OAuth (Open Authentication)

  • Used on its own, OAuth is only used for authorization. The current version in use is OAuth 2.0.
  • OAuth supports three different flow types: authorization code flow, implicit flow, and hybrid flow.
    • Authorization code flow is the most common of the three. Implicit flow is no longer recommended for various security reasons, including token leakage. 
  • It can be used with browser-based applications, desktop or native applications, and mobile applications. 
  • The OAuth framework does not prescribe a particular token type, but JSON web tokens (JWTs or “jots”) are frequently used. 
  • OAuth is considered consent-based authorization and it will often involve the user being asked to agree to third-party access to their information and/or to allow the third-party to take some action on the user’s behalf. 

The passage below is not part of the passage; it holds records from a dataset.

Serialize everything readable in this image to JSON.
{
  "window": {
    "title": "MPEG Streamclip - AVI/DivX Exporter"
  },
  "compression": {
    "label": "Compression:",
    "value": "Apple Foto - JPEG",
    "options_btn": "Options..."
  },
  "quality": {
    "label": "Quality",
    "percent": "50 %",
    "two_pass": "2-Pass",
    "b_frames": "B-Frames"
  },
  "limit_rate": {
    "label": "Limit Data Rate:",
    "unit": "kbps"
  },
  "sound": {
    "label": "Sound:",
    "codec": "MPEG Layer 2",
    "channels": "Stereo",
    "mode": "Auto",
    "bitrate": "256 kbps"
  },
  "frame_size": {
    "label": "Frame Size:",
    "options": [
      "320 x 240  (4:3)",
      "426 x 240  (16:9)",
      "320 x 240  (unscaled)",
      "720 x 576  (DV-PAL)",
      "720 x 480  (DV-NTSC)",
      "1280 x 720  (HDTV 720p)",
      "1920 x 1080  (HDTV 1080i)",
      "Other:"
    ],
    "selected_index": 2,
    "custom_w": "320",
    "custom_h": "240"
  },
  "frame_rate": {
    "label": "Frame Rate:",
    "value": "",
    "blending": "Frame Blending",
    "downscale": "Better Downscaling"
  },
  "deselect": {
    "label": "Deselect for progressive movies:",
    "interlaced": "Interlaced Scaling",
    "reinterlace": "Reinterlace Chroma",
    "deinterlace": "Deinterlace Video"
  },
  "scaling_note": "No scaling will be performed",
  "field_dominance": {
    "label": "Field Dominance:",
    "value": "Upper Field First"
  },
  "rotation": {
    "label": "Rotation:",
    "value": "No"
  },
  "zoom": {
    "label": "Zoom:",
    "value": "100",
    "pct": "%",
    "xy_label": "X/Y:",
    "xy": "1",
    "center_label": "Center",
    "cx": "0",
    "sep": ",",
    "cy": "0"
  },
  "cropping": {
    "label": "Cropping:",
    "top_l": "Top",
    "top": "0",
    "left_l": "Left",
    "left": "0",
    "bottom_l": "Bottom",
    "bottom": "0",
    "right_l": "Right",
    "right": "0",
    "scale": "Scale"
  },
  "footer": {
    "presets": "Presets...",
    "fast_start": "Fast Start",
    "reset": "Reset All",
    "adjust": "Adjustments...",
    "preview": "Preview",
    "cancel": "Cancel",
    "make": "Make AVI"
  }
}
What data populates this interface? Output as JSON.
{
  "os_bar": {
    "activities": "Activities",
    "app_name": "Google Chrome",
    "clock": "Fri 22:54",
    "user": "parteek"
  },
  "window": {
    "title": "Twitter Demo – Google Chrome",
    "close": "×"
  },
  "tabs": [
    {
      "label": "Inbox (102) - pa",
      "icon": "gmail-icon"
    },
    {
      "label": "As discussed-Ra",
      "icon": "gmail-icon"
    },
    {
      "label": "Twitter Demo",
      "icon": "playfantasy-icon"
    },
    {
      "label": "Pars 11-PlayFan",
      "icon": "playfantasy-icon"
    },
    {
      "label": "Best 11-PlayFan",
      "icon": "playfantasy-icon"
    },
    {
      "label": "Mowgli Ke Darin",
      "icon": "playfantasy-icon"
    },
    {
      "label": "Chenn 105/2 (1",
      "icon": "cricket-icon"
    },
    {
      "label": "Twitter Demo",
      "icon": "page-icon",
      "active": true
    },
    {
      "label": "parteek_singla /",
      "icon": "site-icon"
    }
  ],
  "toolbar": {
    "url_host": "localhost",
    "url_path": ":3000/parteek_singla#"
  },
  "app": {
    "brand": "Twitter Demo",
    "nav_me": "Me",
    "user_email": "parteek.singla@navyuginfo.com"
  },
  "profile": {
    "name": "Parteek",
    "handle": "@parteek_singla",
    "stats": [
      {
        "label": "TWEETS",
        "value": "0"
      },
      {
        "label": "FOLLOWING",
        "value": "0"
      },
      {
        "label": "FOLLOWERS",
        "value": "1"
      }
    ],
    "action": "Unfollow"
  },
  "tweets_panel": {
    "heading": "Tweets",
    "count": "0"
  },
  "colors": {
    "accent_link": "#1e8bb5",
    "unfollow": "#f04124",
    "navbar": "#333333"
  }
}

  • Example: You’ve (the resource owner) downloaded an application called Shop (the client), which is a shipment tracking app, to help you keep track of the status of your online purchases. Shop has an integration with Gmail, which allows it to read shipment confirmation emails and pull this content into the app to be tracked. When you first initiate this link to your Gmail account, the app will redirect you to Gmail. During this redirection, the app sends a request to Gmail (sent to the authorization server) asking for specifically defined access (defined using scopes) to your Gmail account. Once you’re logged into Gmail (OAuth does not handle this part, remember it’s only used for authorization), it will prompt you to consent to the access being requested by Shop. Once you approve this access, Gmail will generate an access token, which only allows access to that to which you’ve consented. The access token is sent to Shop to be used to access your emails (it can be used to access what’s known as the resource server).
    • Prior to OAuth, the standard way to allow this access was to give Shop your Gmail username and password, thus allowing it unfettered access to your Gmail account. This is, of course, not ideal for many reasons. With OAuth, you do not provide credentials directly to Shop and Shop only has the limited access to which you’ve consented. 

OIDC (OpenID Connect)

  • OIDC is used for authentication and authorization.

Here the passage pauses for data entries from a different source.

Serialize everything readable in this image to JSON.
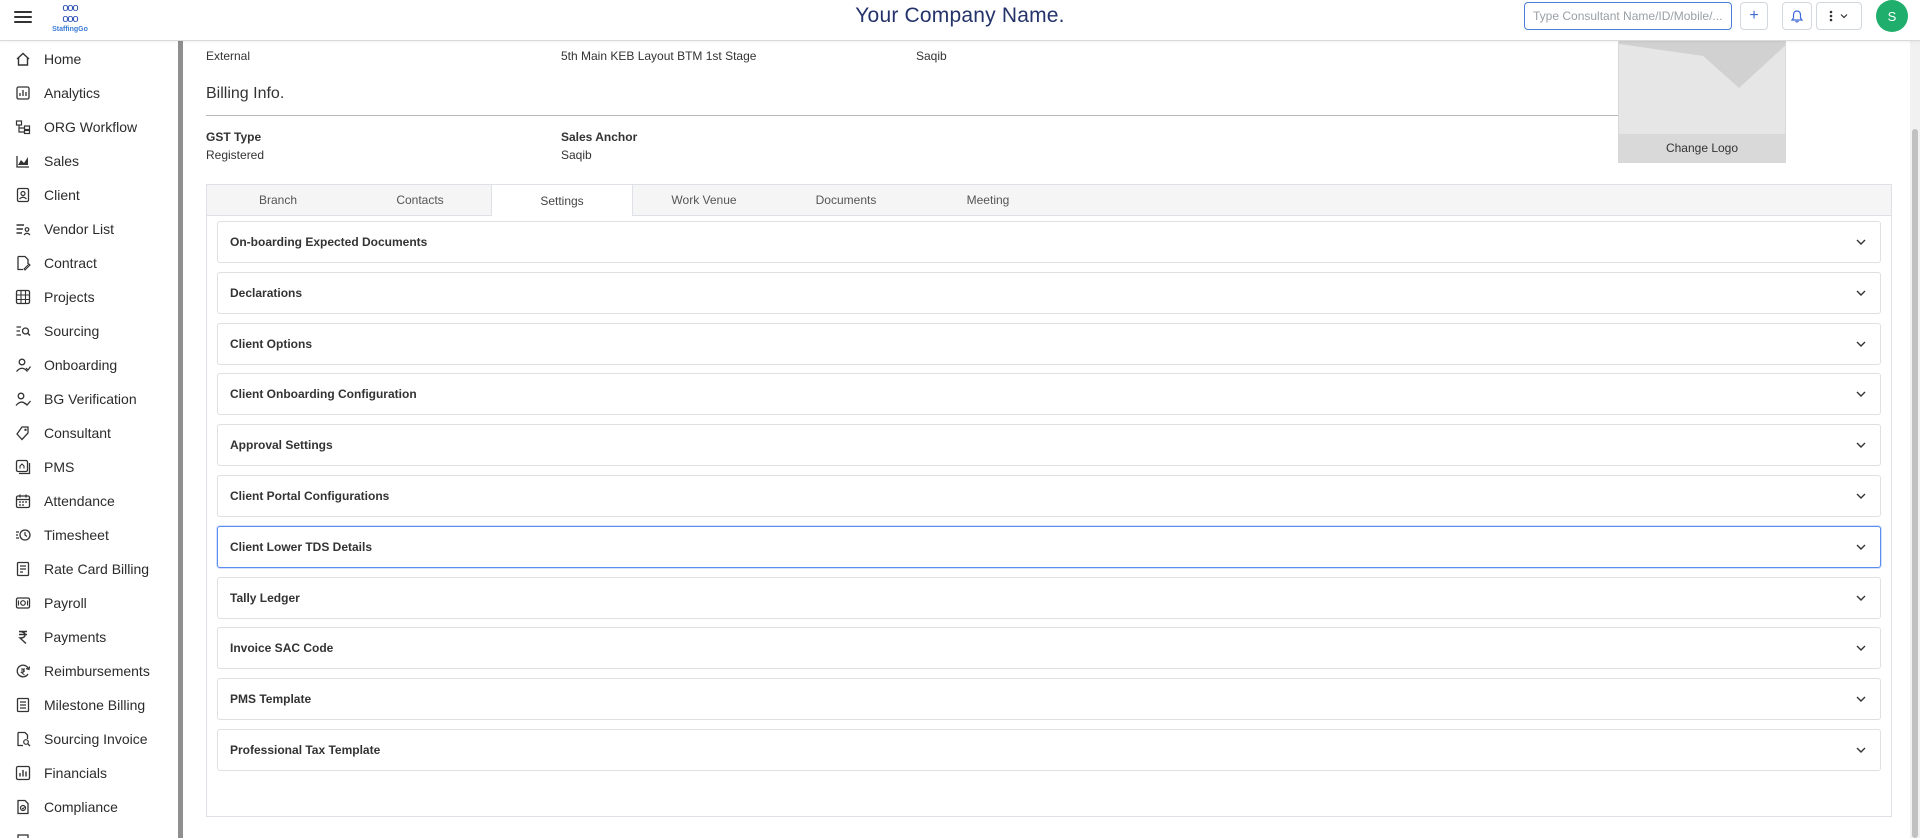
{
  "header": {
    "company_title": "Your Company Name.",
    "logo_text": "StaffingGo",
    "search_placeholder": "Type Consultant Name/ID/Mobile/...",
    "avatar_initial": "S",
    "accent_color": "#3f6ad8",
    "avatar_color": "#1fae6b"
  },
  "sidebar": {
    "items": [
      {
        "label": "Home",
        "icon": "home-icon"
      },
      {
        "label": "Analytics",
        "icon": "analytics-icon"
      },
      {
        "label": "ORG Workflow",
        "icon": "workflow-icon"
      },
      {
        "label": "Sales",
        "icon": "sales-icon"
      },
      {
        "label": "Client",
        "icon": "client-icon"
      },
      {
        "label": "Vendor List",
        "icon": "vendor-list-icon"
      },
      {
        "label": "Contract",
        "icon": "contract-icon"
      },
      {
        "label": "Projects",
        "icon": "projects-icon"
      },
      {
        "label": "Sourcing",
        "icon": "sourcing-icon"
      },
      {
        "label": "Onboarding",
        "icon": "onboarding-icon"
      },
      {
        "label": "BG Verification",
        "icon": "bg-verification-icon"
      },
      {
        "label": "Consultant",
        "icon": "consultant-icon"
      },
      {
        "label": "PMS",
        "icon": "pms-icon"
      },
      {
        "label": "Attendance",
        "icon": "attendance-icon"
      },
      {
        "label": "Timesheet",
        "icon": "timesheet-icon"
      },
      {
        "label": "Rate Card Billing",
        "icon": "rate-card-icon"
      },
      {
        "label": "Payroll",
        "icon": "payroll-icon"
      },
      {
        "label": "Payments",
        "icon": "rupee-icon"
      },
      {
        "label": "Reimbursements",
        "icon": "reimbursements-icon"
      },
      {
        "label": "Milestone Billing",
        "icon": "milestone-icon"
      },
      {
        "label": "Sourcing Invoice",
        "icon": "invoice-search-icon"
      },
      {
        "label": "Financials",
        "icon": "financials-icon"
      },
      {
        "label": "Compliance",
        "icon": "compliance-icon"
      }
    ]
  },
  "client_info": {
    "type_value": "External",
    "address_value": "5th Main KEB Layout BTM 1st Stage",
    "engagement_value": "Saqib"
  },
  "billing": {
    "title": "Billing Info.",
    "gst_type_label": "GST Type",
    "gst_type_value": "Registered",
    "sales_anchor_label": "Sales Anchor",
    "sales_anchor_value": "Saqib",
    "change_logo_label": "Change Logo"
  },
  "tabs": [
    {
      "label": "Branch",
      "active": false
    },
    {
      "label": "Contacts",
      "active": false
    },
    {
      "label": "Settings",
      "active": true
    },
    {
      "label": "Work Venue",
      "active": false
    },
    {
      "label": "Documents",
      "active": false
    },
    {
      "label": "Meeting",
      "active": false
    }
  ],
  "accordions": [
    {
      "title": "On-boarding Expected Documents",
      "focused": false
    },
    {
      "title": "Declarations",
      "focused": false
    },
    {
      "title": "Client Options",
      "focused": false
    },
    {
      "title": "Client Onboarding Configuration",
      "focused": false
    },
    {
      "title": "Approval Settings",
      "focused": false
    },
    {
      "title": "Client Portal Configurations",
      "focused": false
    },
    {
      "title": "Client Lower TDS Details",
      "focused": true
    },
    {
      "title": "Tally Ledger",
      "focused": false
    },
    {
      "title": "Invoice SAC Code",
      "focused": false
    },
    {
      "title": "PMS Template",
      "focused": false
    },
    {
      "title": "Professional Tax Template",
      "focused": false
    }
  ]
}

  • It runs on top of OAuth 2.0 and adds authentication.
  • The OIDC framework prescribes JWTs as the required token type. 
  • Like OAuth, OIDC is a framework that supports three flows: authentication code flow, implicit flow, and hybrid flow. 
  • Just like with OAuth, the client (known as the relying party in OIDC terms) receives an access token from the authorization server to be used to access the resource server. With OIDC, the client also receives an ID token, which includes claims. Claims are key:value pairs that include information asserted about the authenticating user (aka the resource owner). As an example, firstname:Kelsey is a claim that might be included in an ID token.
    • The claims that are to be included in the ID token are defined in the request from the client to the authorization server using scopes.
      • Scopes are used to define what information the client can access about the resource owner, as well as what actions the client can take on the resource owner’s behalf. A request sent by a client using OIDC will always include a scope of openid. OAuth does not define any particular values for scopes, they must be pre-configured between the client and the authorization server. OIDC, on the other hand, does define a few standard scopes, which include standard claims. As an example, the profile scope includes seven standard claims (name, given_name, family_name, middle_name, nickname, picture, and updated_at).